Yavtar asintió. Sus hombres no tenían arcos y allí no podían hacer nada más.

Alexar se acercó a una esquina de la torre y miró hacia la puerta, justo para ver cómo la última de las barras que la trancaban caía al suelo. Una multitud de hombres se arracimó aterrada contra las puertas y, por un instante, fue el peso de sus cuerpos lo que mantuvo las puertas cerradas.

Alexar saltó sobre el parapeto directamente encima de la puerta. Apoyándose con cuidado, cogió una flecha y apuntó detenidamente. Un egipcio que intentaba hacer retroceder a la multitud fue el primero en caer. Un segundo extranjero lo siguió, y luego otro blandiendo su espada. A tan corta distancia, lanzando hacia abajo a menos de veinte pasos, Alexar casi no podía errar. Estaba de pie, solo, expuesto sobre la puerta, pero ningún arquero se le oponía y continuó disparando, con tanta rapidez que del carcaj al arco el movimiento de las flechas parecía continuo. Y con cada vibración del arco, un hombre moría o caía herido.

Abajo cundió el pánico. Algunos todavía intentaban abrir la puerta, pero otros dieron media vuelta y salieron a la carrera, desesperados por escapar de las mortíferas flechas que les caían. Uno de los hombres de Alexar se le sumó, añadiendo sus flechas a la carnicería. Los cuerpos yacían unos sobre otros, formando una nueva barrera contra cualquiera que intentara abrir las puertas.

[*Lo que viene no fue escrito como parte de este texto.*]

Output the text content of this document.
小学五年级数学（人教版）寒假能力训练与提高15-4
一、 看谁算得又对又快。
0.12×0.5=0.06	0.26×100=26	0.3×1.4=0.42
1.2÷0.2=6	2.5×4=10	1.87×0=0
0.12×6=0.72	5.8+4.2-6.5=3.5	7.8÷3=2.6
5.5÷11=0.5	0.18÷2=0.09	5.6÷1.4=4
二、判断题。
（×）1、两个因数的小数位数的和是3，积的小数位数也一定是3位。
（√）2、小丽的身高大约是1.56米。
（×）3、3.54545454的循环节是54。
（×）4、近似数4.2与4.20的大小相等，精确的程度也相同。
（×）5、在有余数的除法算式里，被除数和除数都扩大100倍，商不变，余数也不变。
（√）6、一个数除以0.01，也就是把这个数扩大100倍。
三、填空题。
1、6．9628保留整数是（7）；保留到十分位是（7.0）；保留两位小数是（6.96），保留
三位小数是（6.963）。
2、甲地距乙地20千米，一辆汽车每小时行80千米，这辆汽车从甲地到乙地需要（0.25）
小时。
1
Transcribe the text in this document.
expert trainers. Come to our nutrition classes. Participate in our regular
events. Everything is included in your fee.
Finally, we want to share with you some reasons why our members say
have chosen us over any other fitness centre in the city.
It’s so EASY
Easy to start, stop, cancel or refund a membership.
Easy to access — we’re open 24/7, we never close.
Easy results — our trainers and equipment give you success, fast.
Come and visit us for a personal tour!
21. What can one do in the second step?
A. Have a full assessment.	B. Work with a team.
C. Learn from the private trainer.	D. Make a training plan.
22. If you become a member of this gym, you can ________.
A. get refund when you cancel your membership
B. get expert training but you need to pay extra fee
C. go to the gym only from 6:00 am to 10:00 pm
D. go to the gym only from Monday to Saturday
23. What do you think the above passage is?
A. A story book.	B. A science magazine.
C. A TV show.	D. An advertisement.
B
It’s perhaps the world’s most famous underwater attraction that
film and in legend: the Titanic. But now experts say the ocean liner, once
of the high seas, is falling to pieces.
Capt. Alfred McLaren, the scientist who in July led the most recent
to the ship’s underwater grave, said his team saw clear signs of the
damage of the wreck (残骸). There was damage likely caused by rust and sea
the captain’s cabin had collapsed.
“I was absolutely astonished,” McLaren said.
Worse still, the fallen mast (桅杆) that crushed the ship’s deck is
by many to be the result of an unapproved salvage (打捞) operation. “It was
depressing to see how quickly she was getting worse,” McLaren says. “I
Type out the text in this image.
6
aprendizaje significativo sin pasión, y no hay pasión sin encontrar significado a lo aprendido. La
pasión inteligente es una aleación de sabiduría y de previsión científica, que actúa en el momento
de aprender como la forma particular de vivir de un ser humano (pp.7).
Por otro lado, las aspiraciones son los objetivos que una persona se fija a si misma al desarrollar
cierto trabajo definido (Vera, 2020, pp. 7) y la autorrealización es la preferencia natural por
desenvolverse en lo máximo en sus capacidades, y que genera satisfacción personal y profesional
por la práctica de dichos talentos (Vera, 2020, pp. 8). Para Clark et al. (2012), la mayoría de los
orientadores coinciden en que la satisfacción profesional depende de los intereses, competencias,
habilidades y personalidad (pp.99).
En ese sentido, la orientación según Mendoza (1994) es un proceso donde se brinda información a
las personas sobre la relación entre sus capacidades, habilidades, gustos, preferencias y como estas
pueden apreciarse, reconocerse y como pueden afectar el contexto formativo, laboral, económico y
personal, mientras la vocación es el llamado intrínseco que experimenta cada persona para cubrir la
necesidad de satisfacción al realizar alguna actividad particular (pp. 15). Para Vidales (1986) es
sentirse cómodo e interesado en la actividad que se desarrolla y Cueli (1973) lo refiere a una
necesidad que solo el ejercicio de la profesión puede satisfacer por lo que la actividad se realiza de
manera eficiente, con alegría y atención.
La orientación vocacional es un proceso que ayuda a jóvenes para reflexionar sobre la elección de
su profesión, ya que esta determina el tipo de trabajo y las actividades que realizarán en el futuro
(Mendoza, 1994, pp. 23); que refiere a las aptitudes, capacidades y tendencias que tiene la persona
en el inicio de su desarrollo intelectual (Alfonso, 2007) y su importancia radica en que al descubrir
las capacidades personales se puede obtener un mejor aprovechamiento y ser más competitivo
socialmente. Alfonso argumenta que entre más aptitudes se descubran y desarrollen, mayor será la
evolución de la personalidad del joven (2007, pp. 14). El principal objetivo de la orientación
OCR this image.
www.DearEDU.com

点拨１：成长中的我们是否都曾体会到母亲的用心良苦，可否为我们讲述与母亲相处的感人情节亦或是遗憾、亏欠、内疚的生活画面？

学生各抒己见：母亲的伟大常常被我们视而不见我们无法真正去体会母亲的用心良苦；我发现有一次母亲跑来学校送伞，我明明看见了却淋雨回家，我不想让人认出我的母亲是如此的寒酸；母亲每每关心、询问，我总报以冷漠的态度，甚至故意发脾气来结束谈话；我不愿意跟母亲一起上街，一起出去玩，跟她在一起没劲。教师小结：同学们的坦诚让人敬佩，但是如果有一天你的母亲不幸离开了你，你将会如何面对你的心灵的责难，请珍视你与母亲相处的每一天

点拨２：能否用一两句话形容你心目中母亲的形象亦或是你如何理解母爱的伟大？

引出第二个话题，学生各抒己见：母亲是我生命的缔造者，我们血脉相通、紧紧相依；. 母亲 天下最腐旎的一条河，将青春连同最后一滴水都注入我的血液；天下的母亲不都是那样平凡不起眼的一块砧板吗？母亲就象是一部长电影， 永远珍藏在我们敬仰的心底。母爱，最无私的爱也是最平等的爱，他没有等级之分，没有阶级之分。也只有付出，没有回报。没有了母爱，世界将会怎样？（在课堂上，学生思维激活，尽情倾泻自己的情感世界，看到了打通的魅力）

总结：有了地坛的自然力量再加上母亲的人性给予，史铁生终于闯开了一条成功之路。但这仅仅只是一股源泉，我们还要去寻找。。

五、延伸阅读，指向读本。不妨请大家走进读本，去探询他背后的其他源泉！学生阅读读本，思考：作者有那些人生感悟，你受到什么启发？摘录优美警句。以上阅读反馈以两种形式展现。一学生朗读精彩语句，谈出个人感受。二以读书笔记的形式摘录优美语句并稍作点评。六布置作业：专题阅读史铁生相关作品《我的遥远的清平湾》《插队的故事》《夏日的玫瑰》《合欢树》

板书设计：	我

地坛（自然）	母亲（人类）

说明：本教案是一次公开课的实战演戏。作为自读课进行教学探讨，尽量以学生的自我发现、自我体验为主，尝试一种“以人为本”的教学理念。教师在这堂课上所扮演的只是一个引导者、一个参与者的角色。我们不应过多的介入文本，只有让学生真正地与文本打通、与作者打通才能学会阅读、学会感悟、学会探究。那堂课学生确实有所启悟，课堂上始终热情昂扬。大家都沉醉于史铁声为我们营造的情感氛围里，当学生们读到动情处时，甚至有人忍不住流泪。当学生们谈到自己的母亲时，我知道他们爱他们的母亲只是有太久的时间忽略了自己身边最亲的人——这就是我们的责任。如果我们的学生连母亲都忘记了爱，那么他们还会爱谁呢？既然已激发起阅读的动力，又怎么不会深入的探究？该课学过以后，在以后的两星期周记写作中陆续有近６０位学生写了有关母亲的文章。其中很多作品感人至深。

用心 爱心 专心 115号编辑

Justo cuando preparaba su última flecha, Alexar se dio cuenta de que ya no había contra quién disparar. La turba se había dispersado y escapado.

—Mantén la vigilancia. Mata a quienquiera que intente escapar —ordenó Alexar; luego saltó y se dirigió hacia donde estaban tres arqueros, con los arcos listos, esperando que aparecieran blancos por la puerta frente a ellos. Pero la puerta se mostraba desierta. Un hombre se recostaba contra la pared, sacudiendo una espada enrojecida en su dirección. Alexar tuvo que mirarlo fijamente antes de reconocer la figura ensangrentada de Drakis.

Antes de que Alexar pudiera agitar su arco como respuesta, escuchó un ruido abajo. Moviéndose hacia el borde de la torre, se asomó y vio cómo Bantor y más de veinte soldados trotaban hacia el área descubierta, con los arcos preparados en busca de blancos. Siguiéndolos, un mar de hombres, cientos, dando vivas a Eskkar y agitando cualquier cosa que pudiera usarse como arma, llenaban las calles. Los habitantes de Akkad finalmente se habían unido para apoyar a sus liberadores. El último de los soldados de Korthac dejó caer su arma y se puso de rodillas pidiendo piedad.

Alexar apoyó su arco sobre el parapeto y miró el panorama que se extendía a sus pies. La batalla por las puertas había terminado. Los soldados y el pueblo de Akkad de nuevo controlaban la ciudad.